From the Glinner Update, and Nutmeg's week: We need an inquiry into Pride in Surrey. Worth reading in full, but here on the BBC:

Ireland was a high-profile figure who’d appeared dozens of times on BBC Radio Surrey, including at least once as a presenter, and on national BBC programmes such as BBC Breakfast. You might have thought that anyone getting a 30-year prison sentence for child rape might be a top story, let alone someone well-known who was embedded in various institutions.

But no. BBC News had correspondents in court ready to broadcast on LGBT issues at the time of his sentencing, but none of them attended his trial. One was there for the inquest into why a drag queen had died. It’s worth noting that BBC News has now covered the death of The Vivienne nearly 30 times since January, and when Ireland was convicted in March, BBC South East Today ignored the story and instead ran a piece about … a different drag queen who’d died. The other was for the attendance in court of a man accused of spreading slurry on the street a few hours before a Pride march was due to take place.

BBC News waited more than five hours to report on the story, didn’t put it on its homepage and didn’t tag it into any section other than ‘Addlestone’ and ‘Guildford’. The article, bizarrely, ended with a comment from Ireland’s lawyer that Ireland did not abuse his position at Pride in Surrey in order to commit the offences, which is at odds with what the judge said when summing up.

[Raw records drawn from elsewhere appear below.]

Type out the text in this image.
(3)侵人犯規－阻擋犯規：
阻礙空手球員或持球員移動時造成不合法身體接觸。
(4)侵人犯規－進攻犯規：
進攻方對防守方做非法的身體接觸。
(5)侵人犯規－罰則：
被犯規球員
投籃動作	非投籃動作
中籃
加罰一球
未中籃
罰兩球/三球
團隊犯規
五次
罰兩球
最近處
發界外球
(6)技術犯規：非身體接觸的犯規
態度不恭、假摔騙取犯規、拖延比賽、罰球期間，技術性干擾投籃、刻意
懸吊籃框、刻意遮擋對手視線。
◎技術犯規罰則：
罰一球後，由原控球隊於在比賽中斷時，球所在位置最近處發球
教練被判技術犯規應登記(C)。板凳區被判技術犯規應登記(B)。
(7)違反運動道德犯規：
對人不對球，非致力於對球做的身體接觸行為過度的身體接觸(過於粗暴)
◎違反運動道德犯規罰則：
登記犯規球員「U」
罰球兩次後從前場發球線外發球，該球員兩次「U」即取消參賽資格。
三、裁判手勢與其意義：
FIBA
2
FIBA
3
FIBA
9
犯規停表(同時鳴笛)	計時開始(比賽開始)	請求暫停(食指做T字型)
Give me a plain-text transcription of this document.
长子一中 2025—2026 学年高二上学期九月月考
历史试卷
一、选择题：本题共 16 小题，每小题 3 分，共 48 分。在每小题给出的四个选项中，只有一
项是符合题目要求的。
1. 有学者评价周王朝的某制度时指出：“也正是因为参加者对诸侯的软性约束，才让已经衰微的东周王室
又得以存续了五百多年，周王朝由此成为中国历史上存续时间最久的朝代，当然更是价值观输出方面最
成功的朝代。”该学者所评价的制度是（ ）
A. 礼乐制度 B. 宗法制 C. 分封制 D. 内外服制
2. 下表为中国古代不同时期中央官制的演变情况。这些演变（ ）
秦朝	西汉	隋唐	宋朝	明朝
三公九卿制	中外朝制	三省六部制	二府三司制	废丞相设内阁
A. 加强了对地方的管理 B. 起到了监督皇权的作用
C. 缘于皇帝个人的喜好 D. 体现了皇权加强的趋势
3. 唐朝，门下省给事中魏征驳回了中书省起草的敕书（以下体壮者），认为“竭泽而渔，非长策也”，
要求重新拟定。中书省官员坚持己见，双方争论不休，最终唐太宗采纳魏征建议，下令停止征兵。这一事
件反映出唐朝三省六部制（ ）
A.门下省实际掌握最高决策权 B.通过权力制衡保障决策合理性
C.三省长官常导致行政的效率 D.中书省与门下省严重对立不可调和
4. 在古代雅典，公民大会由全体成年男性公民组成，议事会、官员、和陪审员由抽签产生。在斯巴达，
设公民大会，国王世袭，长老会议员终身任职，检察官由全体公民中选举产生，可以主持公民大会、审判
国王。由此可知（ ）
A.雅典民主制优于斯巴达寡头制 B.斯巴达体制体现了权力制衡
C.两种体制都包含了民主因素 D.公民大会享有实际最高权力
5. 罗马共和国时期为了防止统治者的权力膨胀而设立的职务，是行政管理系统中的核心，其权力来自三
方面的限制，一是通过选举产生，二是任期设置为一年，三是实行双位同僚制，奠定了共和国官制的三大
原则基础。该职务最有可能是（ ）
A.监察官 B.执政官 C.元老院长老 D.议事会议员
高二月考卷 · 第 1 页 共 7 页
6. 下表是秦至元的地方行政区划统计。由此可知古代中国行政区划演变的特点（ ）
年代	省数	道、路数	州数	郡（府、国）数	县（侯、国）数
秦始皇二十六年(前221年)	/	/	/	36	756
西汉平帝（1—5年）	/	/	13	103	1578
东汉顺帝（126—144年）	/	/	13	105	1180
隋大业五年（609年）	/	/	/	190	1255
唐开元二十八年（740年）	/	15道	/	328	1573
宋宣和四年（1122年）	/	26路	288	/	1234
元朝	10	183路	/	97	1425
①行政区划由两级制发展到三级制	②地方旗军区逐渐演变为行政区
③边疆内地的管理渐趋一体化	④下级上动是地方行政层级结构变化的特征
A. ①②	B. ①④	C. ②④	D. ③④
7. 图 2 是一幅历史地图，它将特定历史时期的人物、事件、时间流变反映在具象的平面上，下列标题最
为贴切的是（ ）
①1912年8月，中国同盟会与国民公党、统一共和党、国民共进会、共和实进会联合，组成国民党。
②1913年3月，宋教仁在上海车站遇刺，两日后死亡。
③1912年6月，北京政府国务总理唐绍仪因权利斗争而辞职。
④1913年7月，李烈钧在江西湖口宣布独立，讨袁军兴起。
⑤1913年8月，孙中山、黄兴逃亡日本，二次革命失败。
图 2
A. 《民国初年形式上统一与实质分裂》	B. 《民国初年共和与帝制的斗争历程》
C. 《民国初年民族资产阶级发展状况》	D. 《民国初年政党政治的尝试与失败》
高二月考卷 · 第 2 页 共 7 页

The lack of tagging meant that, for example, while the BBC News’ Pride section ran 50 stories in June (a tiny fraction of the total output about Pride produced that month by the corporation) none of them mentioned that two Pride organisers had been jailed for nearly 35 years for child sexual abuse offences. Stories it did cover included that a banner had been torn….

Have lessons been learnt from the Jimmy Savile affair? In short, no. No lessons have been learnt.